My research requires a close and intimate familiarity with interdisciplinary research and writing, as well as diverse quantitative and qualitative methodological skills. In order to build expertise in my research areas and broaden my methodological toolbox, I worked closely with my supervisors and mentors at Harvard. I have also participated in myriad courses at Harvard Law School, the Department of Economics, and the Business School. As a member of the Harvard Empirical Legal Studies Group and Harvard’s Behavioral Insights Group, I contributed to cutting-edge work in empirical and experimental legal studies. Finally, as a Kennedy Traveling Research Fellow, I had the opportunity to refine my methodological skillset by attending an advanced training program in empirical legal methods at the International Max Plank Research School (IMPRS) in Jena, Germany.
Q: Why did you choose this specific subject? Did your professional or personal background lead you in this direction?
A: Before the beginning of my LL.M year, I had the opportunity to clerk with Justice Uzi Vogelman of the Israeli Supreme Court. One of the cases assigned to me was a suit against an insurance company. The plaintiff had insured her belongings for over twenty years. When her jewelry was stolen, the insurance company denied coverage on the basis that the jewelry was not kept in a safe at the time of the burglary, as required in one of the clauses in the plaintiff’s insurance policy form. The Court unanimously invalidated this clause as unconscionable, and obliged the insurance company to indemnify the plaintiff for her loss. Yet, a year after the holding, the Israeli ministry of treasury reported that insurance companies keep using this provision to deny insureds’ claims.
Reading this report, I was startled by the insurance industry’s exploitation of consumers’ ignorance of the law. Yet as I further delved into the matter, I came to realize that I should not have been so surprised: companies’ deceptive practices are the inherent result of the collision between market incentives and consumers’ psychology. Concerned by the government’s failure to adequately respond to such practices, I sought to devote my studies at HLS to advancing my understanding of the problem and its psychological roots, as well as to devising workable solutions.
Q: What is the next phase in your personal/professional life?

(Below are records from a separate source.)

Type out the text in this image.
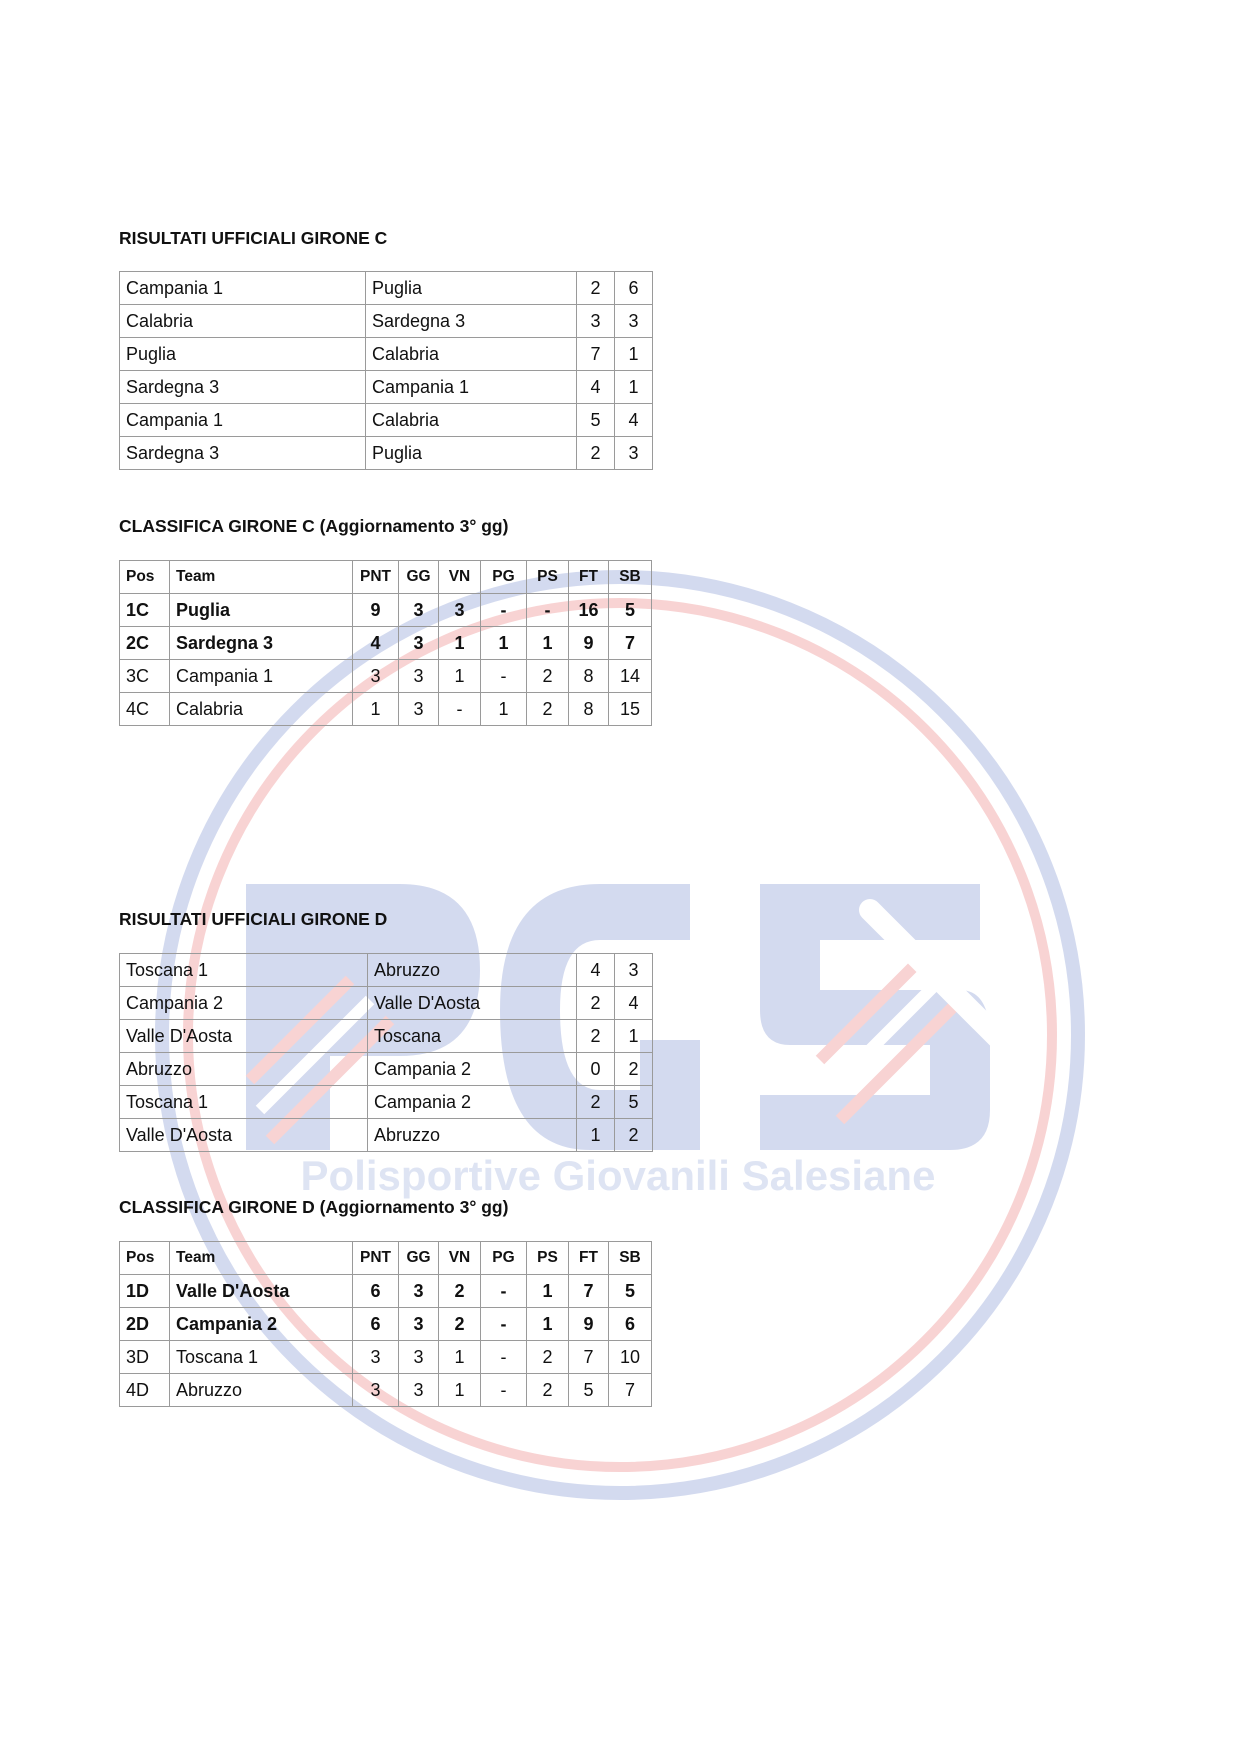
Polisportive Giovanili Salesiane
RISULTATI UFFICIALI GIRONE C
Campania 1	Puglia	2	6
Calabria	Sardegna 3	3	3
Puglia	Calabria	7	1
Sardegna 3	Campania 1	4	1
Campania 1	Calabria	5	4
Sardegna 3	Puglia	2	3
CLASSIFICA GIRONE C (Aggiornamento 3° gg)
Pos	Team	PNT	GG	VN	PG	PS	FT	SB
1C	Puglia	9	3	3	-	-	16	5
2C	Sardegna 3	4	3	1	1	1	9	7
3C	Campania 1	3	3	1	-	2	8	14
4C	Calabria	1	3	-	1	2	8	15
RISULTATI UFFICIALI GIRONE D
Toscana 1	Abruzzo	4	3
Campania 2	Valle D'Aosta	2	4
Valle D'Aosta	Toscana	2	1
Abruzzo	Campania 2	0	2
Toscana 1	Campania 2	2	5
Valle D'Aosta	Abruzzo	1	2
CLASSIFICA GIRONE D (Aggiornamento 3° gg)
Pos	Team	PNT	GG	VN	PG	PS	FT	SB
1D	Valle D'Aosta	6	3	2	-	1	7	5
2D	Campania 2	6	3	2	-	1	9	6
3D	Toscana 1	3	3	1	-	2	7	10
4D	Abruzzo	3	3	1	-	2	5	7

A: After completing my doctoral studies at Harvard, I hope to develop an academic career as legal scholar. In contrast to other academic fields, legal scholarship seeks not only to explore the world we live in, but also to shape and redefine it. Working in academia, I aim to influence the legal system by guiding and advising litigants, judges, and policymakers alike, while also teaching the next generation of lawyers.